I (again) have a question about rescaling. I have a panel data set in which
two variables (the dependent variable & one independent variable) are
expressed thousands of dollars and the other independent variables are all
index numbers or percentages. As I'm taking logs but had several negative
numbers, I rescaled the whole dataset by adding a value to all variables
such that the biggest negative value equals 1. The problem there was that I
had to add a very large value (over 23367 thousand) to all variables, which
meant that after taking logs all variables were nearly the same, as the
index numbers were mostly below 1. This meant then that I could not test
for the endogeneity of one of the variables due to collinearity problems.

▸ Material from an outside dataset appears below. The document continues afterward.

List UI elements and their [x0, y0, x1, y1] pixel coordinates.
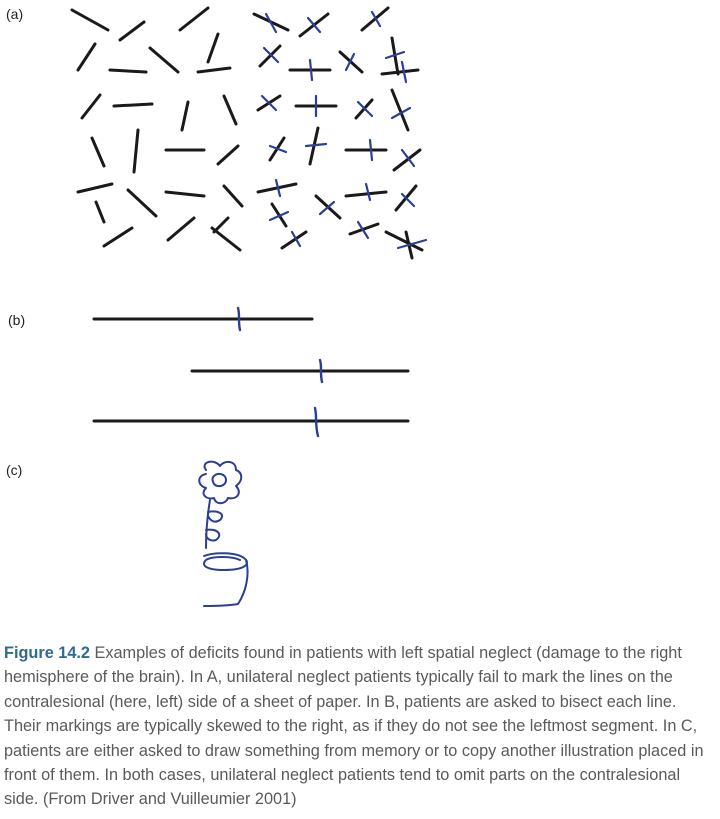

What I then did was to go back to the original dataset and converted the
variables expressed in thousands into millions. This also meant that the
biggest negative value occurred in a different variable and I only had to
add a value of 45 to each variable to get positive values for all variables
(in order to log them). When I did the regression then, I got different
results. In particular, the suspected endogenous variable became
insignificant which kind of made the endogeneity test redundant (I did it
anyhow, but the F-test for the overall regression became insignificant,
which is not surprising I guess).
My question is whether my second approach to the rescaling is ok to do or
whether I cannot do it like that.
Sorry for the rather long mail, but I don't know how to describe it in a
shorter manner.